KARACHI:
Pakistan’s listed technology sector remained in the red in 2025 despite improved telecom pricing and subscriber growth, underscoring the structural profitability challenges facing the country’s digital economy even as broader corporate earnings expanded during the year.
According to Arif Habib Limited (AHL) research, the technology sector posted a net loss of Rs2 billion in CY25, compared with a loss of Rs6.6 billion in the previous year, reflecting a narrowing deficit but continued negative earnings. The improvement was largely driven by reduced losses at Pakistan Telecommunication Company Limited (PTCL), the sector’s dominant listed player.
Arif Habib Limited (AHL) Equity Research Analyst Menka Kirpalani said the sector’s relative improvement was primarily attributable to PTCL’s operational recovery. “The technology sector recorded a loss of Rs2 billion in CY25, compared to a loss of Rs6.6 billion in the same period last year. This improvement was basically due to PTCL. PTCL’s loss in CY25 was Rs9.7 billion, compared with around Rs14.4 billion in the same period last year,” she noted.
She explained that the company’s turnaround momentum became visible in the final quarter. “The main reasons for the decrease in loss were an increase in PTCL’s subscribers and higher telecom prices, which supported the top line. Besides that, finance costs also declined due to lower interest rates,” Kirpalani said.
The sector’s continued losses highlight the structural pressures facing Pakistan’s digital economy, including high capital intensity, regulatory constraints and weak monetisation, even as telecom operators benefit from tariff adjustments and easing financing conditions.
The technology sector’s weak profitability contrasts with the broader performance of companies listed on the Pakistan Stock Exchange (PSX)’s benchmark KSE-100 index, which collectively posted earnings growth during the year.
AHL data shows that KSE-100 index profitability, based on companies representing 83% of index weight, rose 5.3% year-on-year to Rs1.56 trillion in CY2025. The increase was driven mainly by strong gains in investment banking, auto assemblers, cement and textile sectors, while several energy-related segments recorded declines.
Commercial banks remained the largest profit contributor, with earnings rising 10% to Rs640 billion in 2025. The sector benefited from expanding low-cost deposits, provisioning reversals and balance-sheet strengthening despite a declining interest-rate environment.
Auto assemblers recorded one of the strongest rebounds, with profits surging 44% year-on-year to Rs88 billion. The recovery was supported by easing inflation, revival in auto financing, new model launches and stronger cash positions of listed players, although tractor demand remained weak due to subdued farm economics and flood-related disruptions.
Cement sector earnings rose 24% to Rs165 billion, driven by lower coal prices, higher dispatches and reduced finance costs amid monetary easing.

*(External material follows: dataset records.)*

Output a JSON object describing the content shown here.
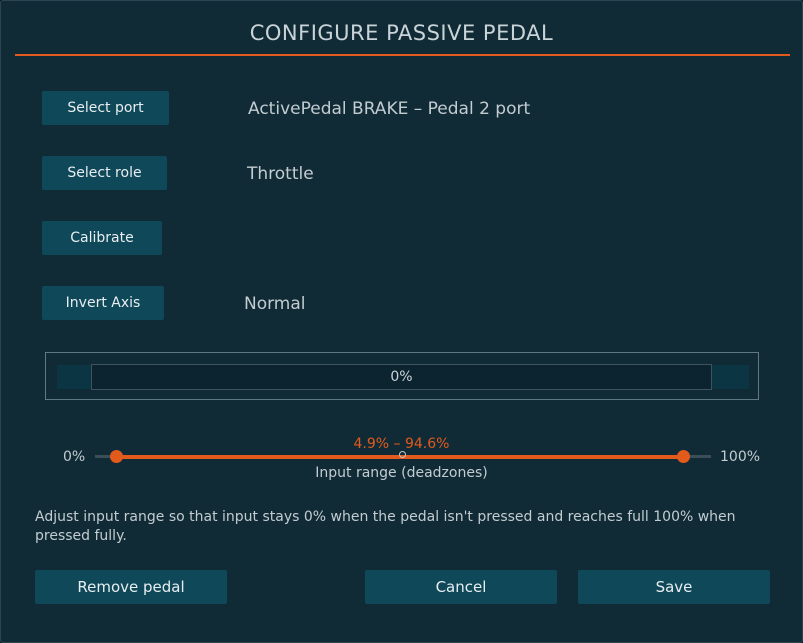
{
  "dialog": {
    "title": "CONFIGURE PASSIVE PEDAL"
  },
  "rows": {
    "port": {
      "button_label": "Select port",
      "value": "ActivePedal BRAKE – Pedal 2 port"
    },
    "role": {
      "button_label": "Select role",
      "value": "Throttle"
    },
    "calibrate": {
      "button_label": "Calibrate"
    },
    "invert": {
      "button_label": "Invert Axis",
      "value": "Normal"
    }
  },
  "input_meter": {
    "value_label": "0%",
    "value_fraction": 0.0
  },
  "input_range": {
    "min_label": "0%",
    "max_label": "100%",
    "range_label": "4.9% – 94.6%",
    "caption": "Input range (deadzones)",
    "low_percent": 4.9,
    "high_percent": 94.6
  },
  "help_text": "Adjust input range so that input stays 0% when the pedal isn't pressed and reaches full 100% when pressed fully.",
  "footer": {
    "remove_label": "Remove pedal",
    "cancel_label": "Cancel",
    "save_label": "Save"
  },
  "colors": {
    "accent": "#e25a1c",
    "button_bg": "#0f4858",
    "dialog_bg": "#112b36"
  }
}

Similarly, textile composite companies posted a 31% increase in profitability to Rs13 billion, benefiting from declining cotton prices and lower borrowing costs.

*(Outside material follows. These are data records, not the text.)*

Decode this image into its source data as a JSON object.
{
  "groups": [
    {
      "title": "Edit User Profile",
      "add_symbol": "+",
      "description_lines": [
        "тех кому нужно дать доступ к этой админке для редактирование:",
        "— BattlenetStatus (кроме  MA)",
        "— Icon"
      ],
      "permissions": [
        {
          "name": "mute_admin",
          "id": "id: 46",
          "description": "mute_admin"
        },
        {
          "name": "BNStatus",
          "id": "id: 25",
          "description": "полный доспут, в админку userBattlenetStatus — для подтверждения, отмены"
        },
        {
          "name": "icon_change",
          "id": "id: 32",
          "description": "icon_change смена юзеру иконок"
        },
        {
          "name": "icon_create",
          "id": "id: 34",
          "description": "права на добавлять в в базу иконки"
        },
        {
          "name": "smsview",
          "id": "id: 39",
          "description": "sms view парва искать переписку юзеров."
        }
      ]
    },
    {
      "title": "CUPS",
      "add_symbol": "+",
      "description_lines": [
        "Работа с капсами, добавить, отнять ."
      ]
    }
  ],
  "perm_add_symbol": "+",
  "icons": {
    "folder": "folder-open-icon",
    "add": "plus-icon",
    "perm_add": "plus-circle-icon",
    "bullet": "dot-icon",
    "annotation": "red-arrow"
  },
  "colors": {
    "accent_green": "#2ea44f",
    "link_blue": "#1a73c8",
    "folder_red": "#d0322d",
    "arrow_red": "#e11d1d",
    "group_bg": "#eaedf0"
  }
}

Investment banking companies registered the fastest growth, with profits jumping 50% year-on-year, reflecting improved capital-market activity during the period.

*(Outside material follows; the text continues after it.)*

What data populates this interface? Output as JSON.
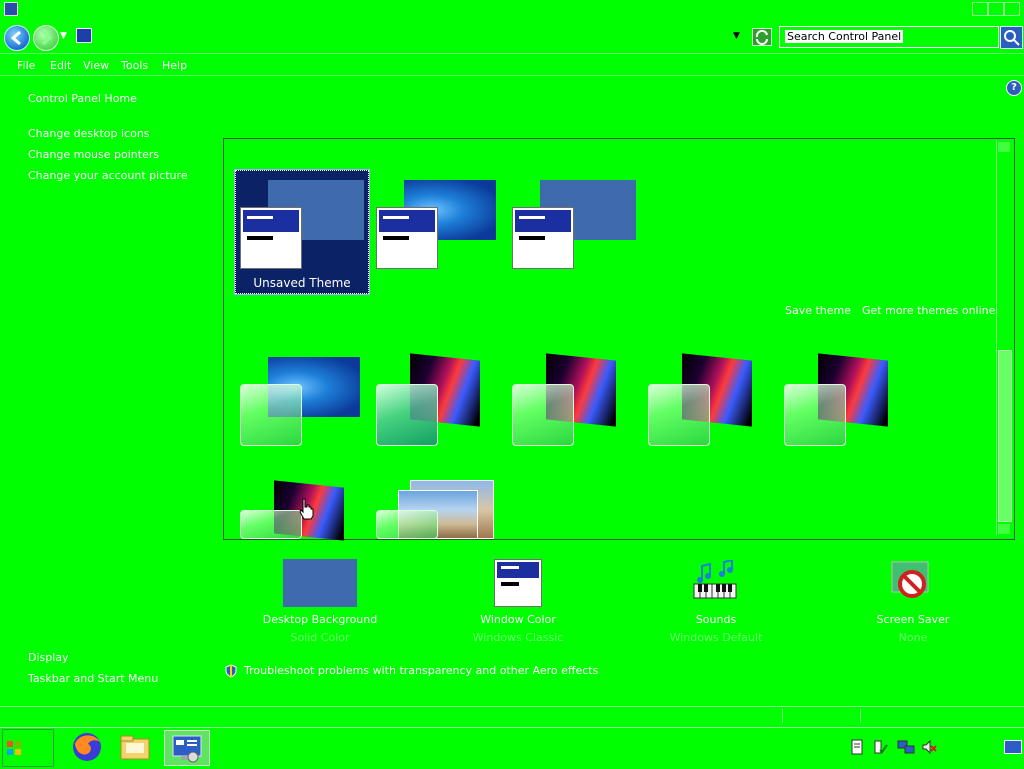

In contrast, several energy-linked sectors recorded earnings contraction. Exploration and production (E&P) companies saw profits fall 10% to Rs331 billion due to lower international oil prices, reduced output and higher operating and royalty expenses. Refinery profits plunged 57%, while power-sector earnings declined 26% amid contract changes and provisioning impacts.
Despite the modest earnings growth, shareholder returns strengthened significantly. KSE-100 companies paid total dividends of Rs808 billion in CY25, up 23% year-on-year, taking the payout ratio to 52%. Banks accounted for the largest share of dividends, followed by the energy and fertiliser sectors.
However, momentum weakened toward the end of the year. Fourth-quarter KSE-100 profitability declined 2% year-on-year to Rs383 billion, mainly due to earnings contraction in REITs, oil marketing companies, chemicals, E&P firms and banks, although power, textiles and auto sectors posted strong quarterly gains.
The technology sector was among the few segments showing quarterly improvement, with earnings rising 42% year-on-year in the final quarter as PTCL turned profitable.
The AHL report suggests that Pakistan’s corporate sector overall is gradually adapting to a lower-inflation, lower-interest-rate environment, with margin recovery visible in several industrial sectors. Yet the continued losses in technology underscore that the country’s digital economy remains in an investment phase rath er than a mature profit-generating segment.